Care facilities are supposed to be a safe and comfortable environment for society’s most vulnerable loved ones. Regular movement and repositioning are essential components of care in residential facilities when residents are bedridden or are largely confined to a chair in which they cannot reposition themselves.

While it may seem like a minor detail, failing to turn and move someone who can’t do it themselves can have serious consequences. Failure to provide adequate repositioning can lead to a number of health issues, both physical and psychological, potentially amounting to a form of nursing home abuse.

The dangers of immobility

The human body is designed to move. When a bedridden resident isn’t repositioned frequently, several health problems can arise. Pressure sores (bed sores) are the most common complication. Constant pressure on specific areas cuts off blood flow, leading to tissue breakdown and painful ulcers.

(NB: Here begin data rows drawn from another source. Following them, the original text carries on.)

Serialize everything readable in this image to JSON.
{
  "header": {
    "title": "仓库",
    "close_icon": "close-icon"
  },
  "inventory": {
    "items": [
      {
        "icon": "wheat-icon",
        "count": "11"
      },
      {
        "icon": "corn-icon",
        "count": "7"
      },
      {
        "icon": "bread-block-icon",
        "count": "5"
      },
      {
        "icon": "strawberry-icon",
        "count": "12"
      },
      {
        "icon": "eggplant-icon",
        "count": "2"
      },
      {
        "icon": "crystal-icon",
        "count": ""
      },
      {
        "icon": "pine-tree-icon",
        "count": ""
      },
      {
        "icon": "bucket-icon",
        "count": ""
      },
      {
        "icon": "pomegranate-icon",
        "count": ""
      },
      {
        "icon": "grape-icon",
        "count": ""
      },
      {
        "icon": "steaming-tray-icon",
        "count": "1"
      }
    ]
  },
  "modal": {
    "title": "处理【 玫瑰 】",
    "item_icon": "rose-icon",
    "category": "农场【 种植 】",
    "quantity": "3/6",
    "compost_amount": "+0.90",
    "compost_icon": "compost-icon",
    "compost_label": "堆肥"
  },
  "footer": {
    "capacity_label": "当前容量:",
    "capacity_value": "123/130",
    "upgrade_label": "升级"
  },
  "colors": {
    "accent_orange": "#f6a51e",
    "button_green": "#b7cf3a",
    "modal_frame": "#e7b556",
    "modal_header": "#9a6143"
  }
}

Moreover, muscles and joints that aren’t used can become stiff and shortened, limiting mobility further. This can make even basic tasks like getting dressed or eating difficult. Moving joints through their range of motion helps prevent stiffness and contractures.

Lack of movement can also lead to blood clots, which can be fatal if they travel to the lungs (pulmonary embolism) or brain (stroke). Movement encourages blood flow throughout the body, reducing the risk of blood clots.

Additionally, immobility can lead to fluid buildup in the lungs, potentially increasing the risk of pneumonia, a serious lung infection. Turning and positioning can help to clear fluids from the lungs, reducing the risk of pneumonia.

Advocating for your loved one

These complications not only cause pain and suffering for the resident, but they can also lead to longer nursing home stays and increased healthcare costs. Suppose you have a bedridden loved one in a nursing home. In that case, you should expect the caregivers to have a specific turning schedule for repositioning them based on their individual needs and doctor’s orders.

You should ask about the turning schedule to advocate for your loved one’s well-being. More importantly, look for signs of neglect; be aware of signs like pressure sores, skin breakdown or unexplained weight loss, which could indicate inadequate repositioning.

By understanding the importance of repositioning and advocating for your loved one, you can help to ensure that they receive the quality care they deserve. If you identify recurring instances of nursing home abuse; in that case, you can consider pursuing legal action to hold the care facility accountable.